Yoshi m’a demandé une seconde fois d’aller à l’école. Elle m’a demandé des questions également. Si je pouvais continuer à aimer Brayian malgré toutes les épreuves et les moments de tristesses. Je ne crois pas être capable de l’oublier de sitôt, et ça prendrait probablement plusieurs années avant que je l’oubli et commence même à penser à un jour aimer quelqu’un dautre... Ensuite elle m’a demandé si ça me dérangeait de mourrir. Bien franchement je n’en sais absolument rien. La discution ne s’est jamais réelement terminé.

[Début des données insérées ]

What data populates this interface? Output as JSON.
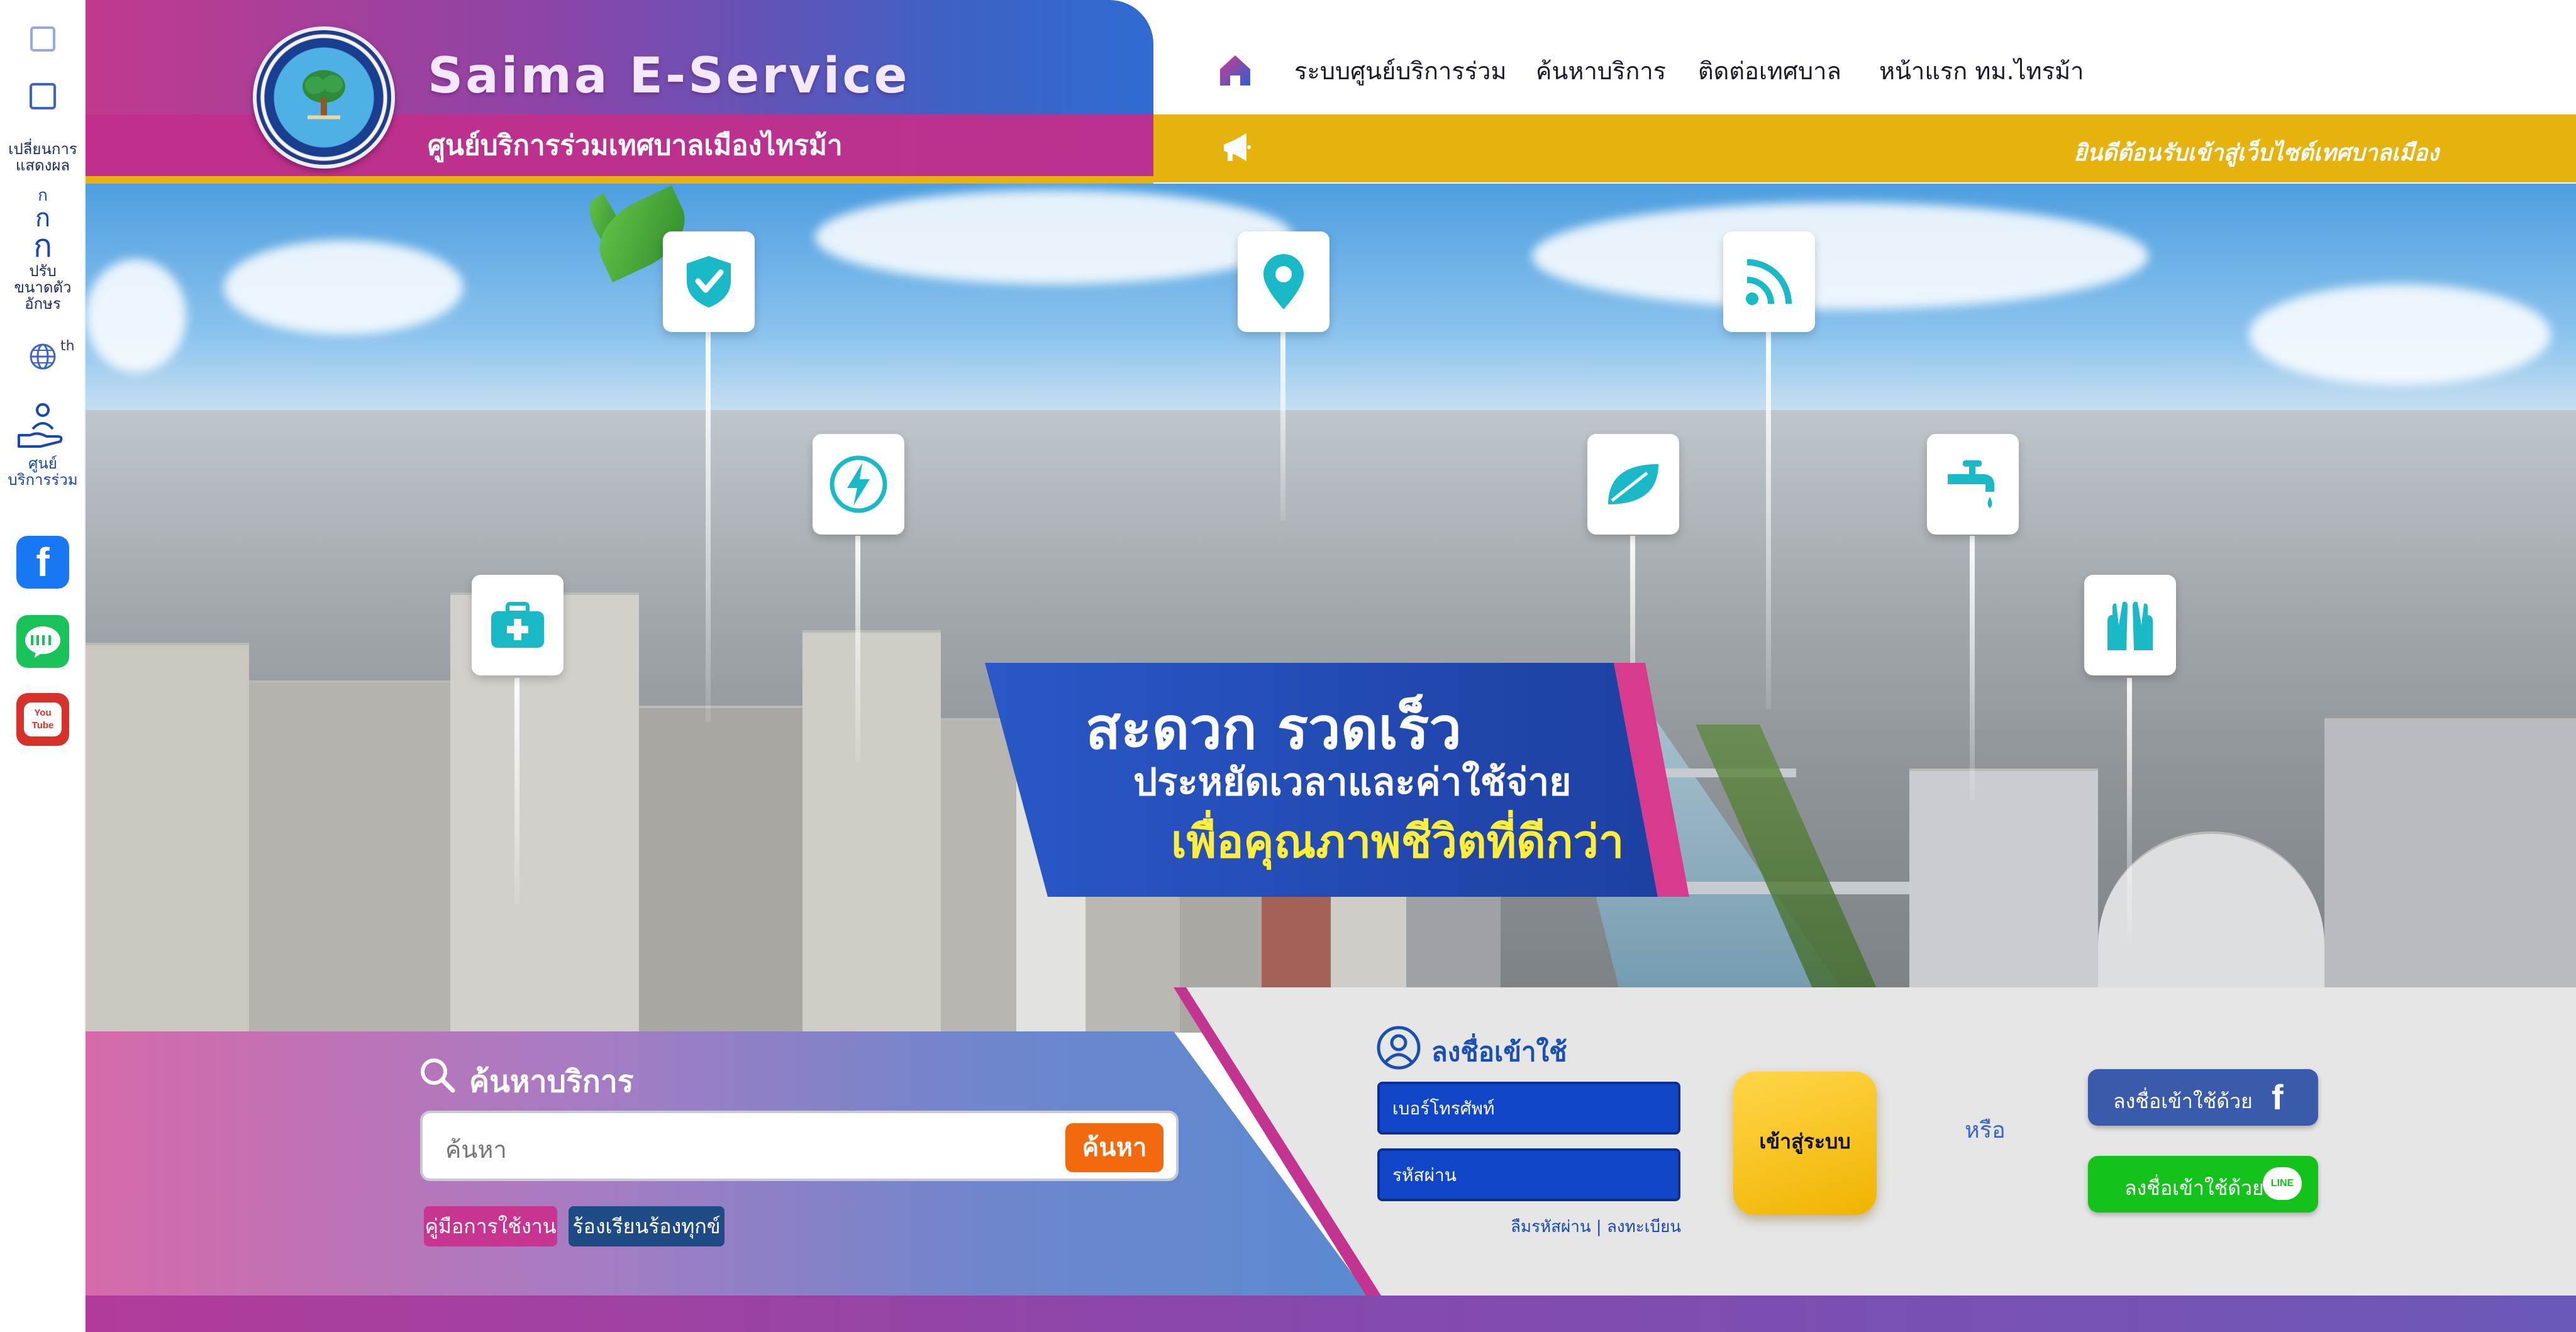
{
  "rail": {
    "display_switch_label_1": "เปลี่ยนการ",
    "display_switch_label_2": "แสดงผล",
    "font_small": "ก",
    "font_medium": "ก",
    "font_large": "ก",
    "font_label_1": "ปรับ",
    "font_label_2": "ขนาดตัว",
    "font_label_3": "อักษร",
    "language_code": "th",
    "service_center_label_1": "ศูนย์",
    "service_center_label_2": "บริการร่วม",
    "icons": [
      "grid-icon",
      "grid-icon",
      "globe-icon",
      "hand-service-icon",
      "facebook-icon",
      "line-icon",
      "youtube-icon"
    ],
    "youtube_label_1": "You",
    "youtube_label_2": "Tube"
  },
  "header": {
    "brand_title": "Saima E-Service",
    "brand_subtitle": "ศูนย์บริการร่วมเทศบาลเมืองไทรม้า",
    "nav": [
      "ระบบศูนย์บริการร่วม",
      "ค้นหาบริการ",
      "ติดต่อเทศบาล",
      "หน้าแรก ทม.ไทรม้า"
    ],
    "ticker_message": "ยินดีต้อนรับเข้าสู่เว็บไซต์เทศบาลเมือง"
  },
  "hero": {
    "line1": "สะดวก รวดเร็ว",
    "line2": "ประหยัดเวลาและค่าใช้จ่าย",
    "line3": "เพื่อคุณภาพชีวิตที่ดีกว่า",
    "pin_icons": [
      "shield-check-icon",
      "map-pin-icon",
      "wifi-icon",
      "lightning-icon",
      "leaf-icon",
      "faucet-icon",
      "medical-kit-icon",
      "hands-icon"
    ]
  },
  "search": {
    "title": "ค้นหาบริการ",
    "placeholder": "ค้นหา",
    "button": "ค้นหา",
    "manual_label": "คู่มือการใช้งาน",
    "complaint_label": "ร้องเรียนร้องทุกข์"
  },
  "login": {
    "title": "ลงชื่อเข้าใช้",
    "phone_placeholder": "เบอร์โทรศัพท์",
    "password_placeholder": "รหัสผ่าน",
    "forgot_label": "ลืมรหัสผ่าน | ลงทะเบียน",
    "submit_label": "เข้าสู่ระบบ",
    "or_label": "หรือ",
    "facebook_label": "ลงชื่อเข้าใช้ด้วย",
    "line_label": "ลงชื่อเข้าใช้ด้วย",
    "line_badge": "LINE"
  },
  "colors": {
    "brand_magenta": "#c02f8c",
    "brand_blue": "#1046c7",
    "ticker_gold": "#e6b20d",
    "search_orange": "#f26a0d",
    "line_green": "#14c21c",
    "facebook_blue": "#3a5aab"
  }
}
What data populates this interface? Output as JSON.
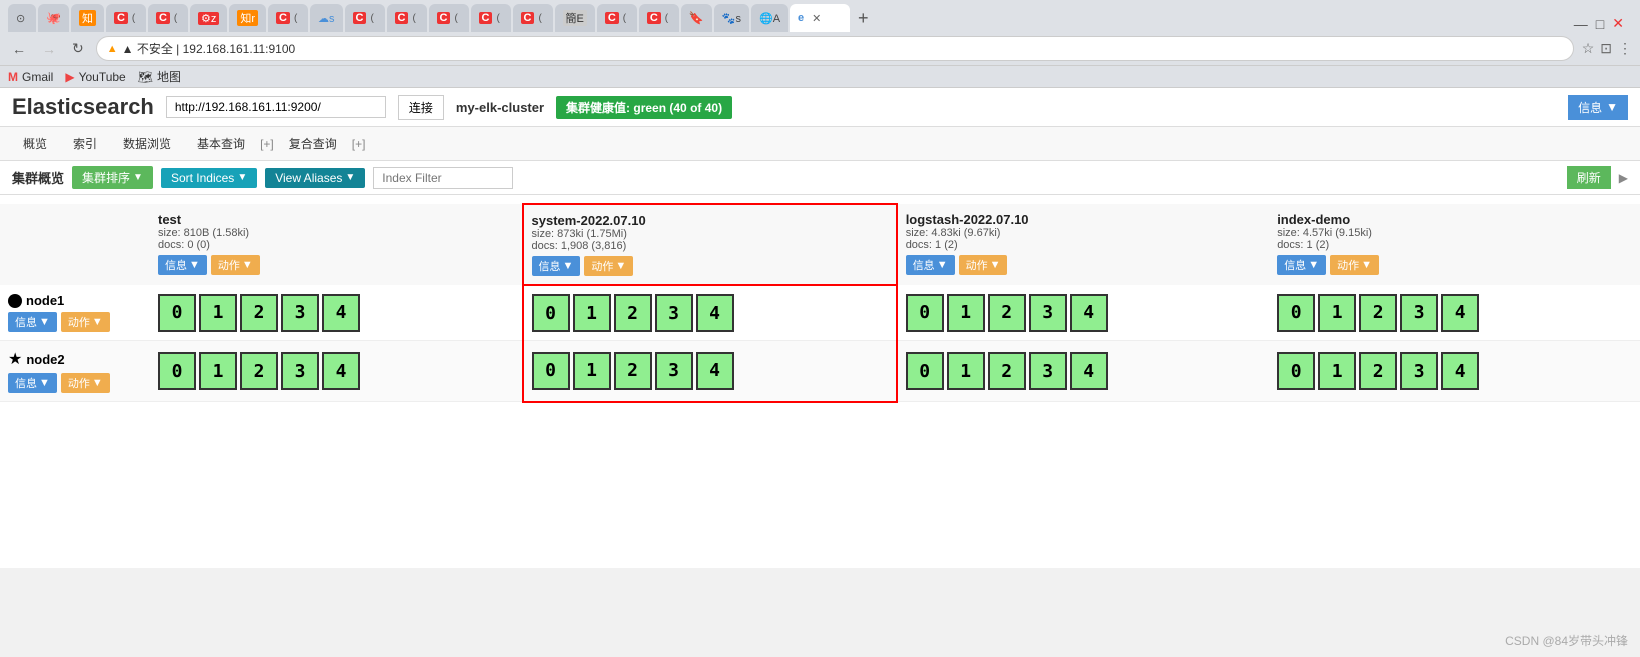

Je suis retourné à l’école. Eos était venu me chercher cette fois. Elle m’avait présenté à Keichi. Lui, pour faire une sortie plus interessante, avait invité un ami à lui. Nous avions été le chercher chez lui. Le visage m’avait tombé. François se tenait devant moi. Le gout de tourner les talon ou de lui foutrew mon poing sur la guele était très tentant. Cependant Keichi avait l’air content donc je n’avais pas refusé l’invitation. Nous étions allé faire du Karaoké et manger dans un resto. Près de 8h du soir, lors du couvre-feu à Eos, François m’avait retenu, me demandant de continué la soirée avec lui sinon quelqu’un allait mourrir. Mon regard s’était dirigé sur Keichi. Il oserait pas le sale! J’étais donc resté avec lui.
Il était venu me racompagné plus tard en soirée. Il avoua sans jugement qu’il m’observait attentivement. Il m’avait serré dans ces bras, jettant un sort sur moi. Si quelqu’un me blessait il le saurait. Je n’ai rien dit, en fait, j’aurais menti si j’aurais dit que c’était désagréable. Brayian ne me faisait plus de calin et Yoshi travaillait de plus en plus donc je n’avais pas vraiment ma dose de calin... Il m’avait demander de le retrouver dans 2 jour. Faire semblant que j’allais à l’école et puis faire une sorti avec lui... Je voulais changer mes idées. J’avais accepté.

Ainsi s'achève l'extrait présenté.